As has been said, there is a big range of tow capacity on these vehicles - that’s why statements like “no SUVs” or " no 1/2 ton trucks" are not that helpful.
Find out exactly what the vehicle is rated to tow, and then go ballpark how much trailers you could afford weigh.

I agree that hauling 6 times a year means there is no way you will come out ahead financially owning your own rig. It may be worth it to you in peace of mind or independence, but strictly on $ terms,no.

I have been hauling with an SUV, a Sequoia, since 2001. I had a Blazer before that and wouldn’t have even attempted it.

Forget the SUV. Just don’t, for all the reasons others have listed. I live in Harrisburg and am very familiar with the drive to NJ, as I grew up in the Poconos; you have some big hills to get up (and down) as you get to Allentown and beyond. And if you’ve never hauled before, that’s all the more reason to have a vehicle that’s more than capable of handling your hauling needs-- an inexperienced driver doesn’t have the skills and instincts built in to handle those OMG moments like trailer sway and whatnot, which are very likely to happen with an underperforming tow vehicle.

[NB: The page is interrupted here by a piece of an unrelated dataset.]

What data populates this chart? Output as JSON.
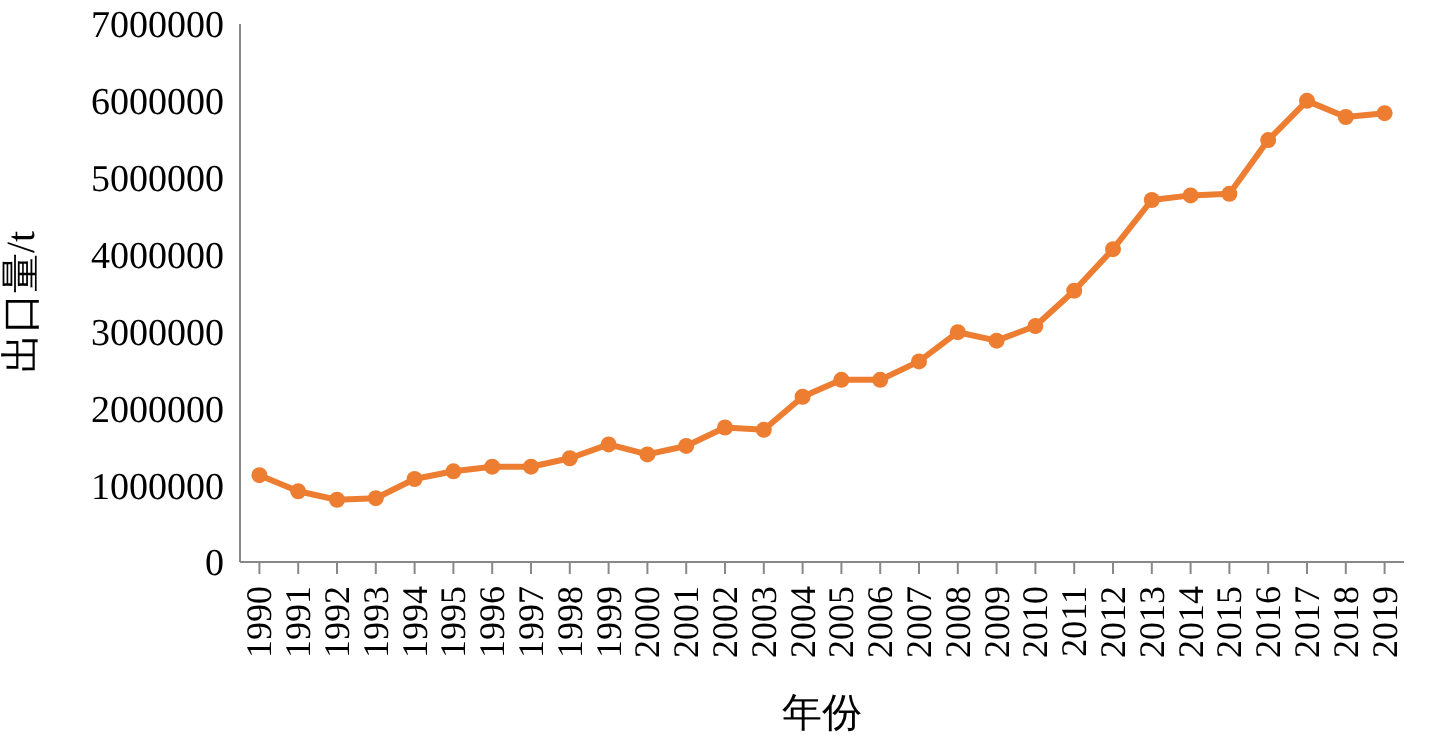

Far better for you to have a vehicle that can pull (and stop!) the trailer without question so you don’t have to worry about it.

You can get a great deal on a suitable truck on Craigslist and have money left over for the daily driver if necessary. There is a 2000 Chevy 3500 diesel on sale on the Harrisburg Craigslist right now for $3800; there are plenty more in that ballpark.

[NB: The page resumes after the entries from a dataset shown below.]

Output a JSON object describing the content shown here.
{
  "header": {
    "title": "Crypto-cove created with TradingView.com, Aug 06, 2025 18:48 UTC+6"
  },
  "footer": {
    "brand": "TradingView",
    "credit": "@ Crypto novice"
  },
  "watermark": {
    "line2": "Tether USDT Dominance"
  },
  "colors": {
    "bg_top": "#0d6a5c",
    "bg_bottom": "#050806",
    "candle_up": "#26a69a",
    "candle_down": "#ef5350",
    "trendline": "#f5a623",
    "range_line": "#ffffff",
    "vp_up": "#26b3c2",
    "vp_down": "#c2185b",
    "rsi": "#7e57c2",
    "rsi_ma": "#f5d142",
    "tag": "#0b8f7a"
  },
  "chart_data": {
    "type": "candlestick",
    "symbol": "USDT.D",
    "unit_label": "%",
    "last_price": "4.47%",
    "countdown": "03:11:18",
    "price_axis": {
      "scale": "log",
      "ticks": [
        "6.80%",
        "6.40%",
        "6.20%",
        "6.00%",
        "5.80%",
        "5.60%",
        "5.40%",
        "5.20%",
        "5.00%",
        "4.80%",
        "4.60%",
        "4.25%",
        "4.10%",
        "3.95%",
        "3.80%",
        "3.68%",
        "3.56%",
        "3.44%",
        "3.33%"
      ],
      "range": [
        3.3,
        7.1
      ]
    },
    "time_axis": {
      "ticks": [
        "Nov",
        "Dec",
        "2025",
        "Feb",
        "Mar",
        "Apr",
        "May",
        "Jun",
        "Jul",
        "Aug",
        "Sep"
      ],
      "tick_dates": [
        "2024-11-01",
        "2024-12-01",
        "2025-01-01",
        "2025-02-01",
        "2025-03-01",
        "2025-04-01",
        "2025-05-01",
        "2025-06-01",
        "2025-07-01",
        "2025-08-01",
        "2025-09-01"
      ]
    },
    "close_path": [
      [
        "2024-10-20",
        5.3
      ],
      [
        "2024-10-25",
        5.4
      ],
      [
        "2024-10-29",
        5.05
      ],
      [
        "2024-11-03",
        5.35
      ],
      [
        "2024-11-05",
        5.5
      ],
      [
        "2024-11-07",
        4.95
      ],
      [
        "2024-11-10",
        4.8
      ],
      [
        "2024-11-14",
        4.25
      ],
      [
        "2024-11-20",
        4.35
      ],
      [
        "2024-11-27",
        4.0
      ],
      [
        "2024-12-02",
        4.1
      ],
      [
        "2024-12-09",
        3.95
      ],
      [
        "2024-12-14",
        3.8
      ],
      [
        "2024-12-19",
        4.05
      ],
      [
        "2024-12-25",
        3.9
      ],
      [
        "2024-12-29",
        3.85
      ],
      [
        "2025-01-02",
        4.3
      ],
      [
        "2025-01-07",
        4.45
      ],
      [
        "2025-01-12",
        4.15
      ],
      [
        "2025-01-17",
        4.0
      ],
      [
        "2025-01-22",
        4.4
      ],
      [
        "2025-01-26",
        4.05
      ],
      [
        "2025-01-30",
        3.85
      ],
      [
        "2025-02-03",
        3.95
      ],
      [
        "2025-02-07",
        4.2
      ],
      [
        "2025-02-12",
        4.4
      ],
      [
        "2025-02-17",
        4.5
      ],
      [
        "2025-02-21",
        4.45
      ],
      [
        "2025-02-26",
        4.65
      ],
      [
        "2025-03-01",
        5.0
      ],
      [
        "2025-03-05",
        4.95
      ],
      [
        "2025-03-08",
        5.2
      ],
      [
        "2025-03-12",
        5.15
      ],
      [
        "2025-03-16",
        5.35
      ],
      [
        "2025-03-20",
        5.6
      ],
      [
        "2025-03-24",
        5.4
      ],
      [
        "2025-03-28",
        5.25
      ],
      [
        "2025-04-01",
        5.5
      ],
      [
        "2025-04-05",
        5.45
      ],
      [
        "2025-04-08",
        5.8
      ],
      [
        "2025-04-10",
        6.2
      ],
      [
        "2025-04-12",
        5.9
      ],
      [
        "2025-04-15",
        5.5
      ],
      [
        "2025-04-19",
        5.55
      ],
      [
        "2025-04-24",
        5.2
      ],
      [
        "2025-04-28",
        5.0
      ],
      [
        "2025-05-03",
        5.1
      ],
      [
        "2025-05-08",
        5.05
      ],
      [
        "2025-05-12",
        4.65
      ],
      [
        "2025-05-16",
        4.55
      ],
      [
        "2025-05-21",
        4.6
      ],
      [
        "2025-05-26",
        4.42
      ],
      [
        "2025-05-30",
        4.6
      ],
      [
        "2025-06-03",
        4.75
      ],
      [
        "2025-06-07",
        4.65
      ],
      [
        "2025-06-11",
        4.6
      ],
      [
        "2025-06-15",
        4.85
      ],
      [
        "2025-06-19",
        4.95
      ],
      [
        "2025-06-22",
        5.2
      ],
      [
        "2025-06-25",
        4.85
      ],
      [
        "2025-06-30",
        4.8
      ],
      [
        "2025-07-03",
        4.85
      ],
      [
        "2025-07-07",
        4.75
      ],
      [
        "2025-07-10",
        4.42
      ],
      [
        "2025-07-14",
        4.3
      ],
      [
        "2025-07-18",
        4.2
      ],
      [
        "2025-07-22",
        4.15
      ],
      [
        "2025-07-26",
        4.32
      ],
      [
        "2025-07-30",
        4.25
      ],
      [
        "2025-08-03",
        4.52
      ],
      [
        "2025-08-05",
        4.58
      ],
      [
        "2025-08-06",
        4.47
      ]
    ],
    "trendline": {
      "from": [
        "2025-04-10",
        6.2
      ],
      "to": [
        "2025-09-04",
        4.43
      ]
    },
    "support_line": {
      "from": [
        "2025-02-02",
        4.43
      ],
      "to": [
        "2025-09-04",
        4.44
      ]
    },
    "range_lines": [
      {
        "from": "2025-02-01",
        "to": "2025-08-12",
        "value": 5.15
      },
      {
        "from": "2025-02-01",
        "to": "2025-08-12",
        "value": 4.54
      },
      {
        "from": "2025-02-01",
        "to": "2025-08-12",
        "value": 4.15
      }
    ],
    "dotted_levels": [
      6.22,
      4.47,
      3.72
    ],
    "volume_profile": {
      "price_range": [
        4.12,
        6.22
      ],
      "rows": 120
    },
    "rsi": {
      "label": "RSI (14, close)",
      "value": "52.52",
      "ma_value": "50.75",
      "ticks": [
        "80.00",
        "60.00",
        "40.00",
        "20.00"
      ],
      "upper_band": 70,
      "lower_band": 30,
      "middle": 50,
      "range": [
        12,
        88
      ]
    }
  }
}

I picked up a '94 Chevy 2500 on Craigslist last fall; it had 90K miles and needed nothing. I paid $2600 for it. Got my trailer (2H Arndt BP) this spring, also on CL. The trailer was in rough shape, and I spent 2 months rehabbing it with some automotively-inclined friends and family; purchase price + repairs was about $3k. My truck and trailer aren’t pretty, but they’re both functional and SAFE, for under $6k total.

Trailblazer – no. They are light and small. Period. No.

I have an 09 Trailblazer and honestly don’t even like pulling a u-haul with it! Probably because growing up we always hauled with a 3/4-ton truck for our trailer. Not sure if you are looking at the V8 or not, but mine is the V6 4WD with tow package and like I said I did not like pulling the U-haul with it, especially through any hills/mountains (it wasn’t too bad where it was flatter, Mississippi to Arkansas, but from Oklahoma to New Mexico and New Mexico to Arizona were not as much fun!).

I am not saying No because it is an SUV, as there are some that I would tow with if I had to, but that size SUV and having towed u-hauls with one similar I would not tow with it ever.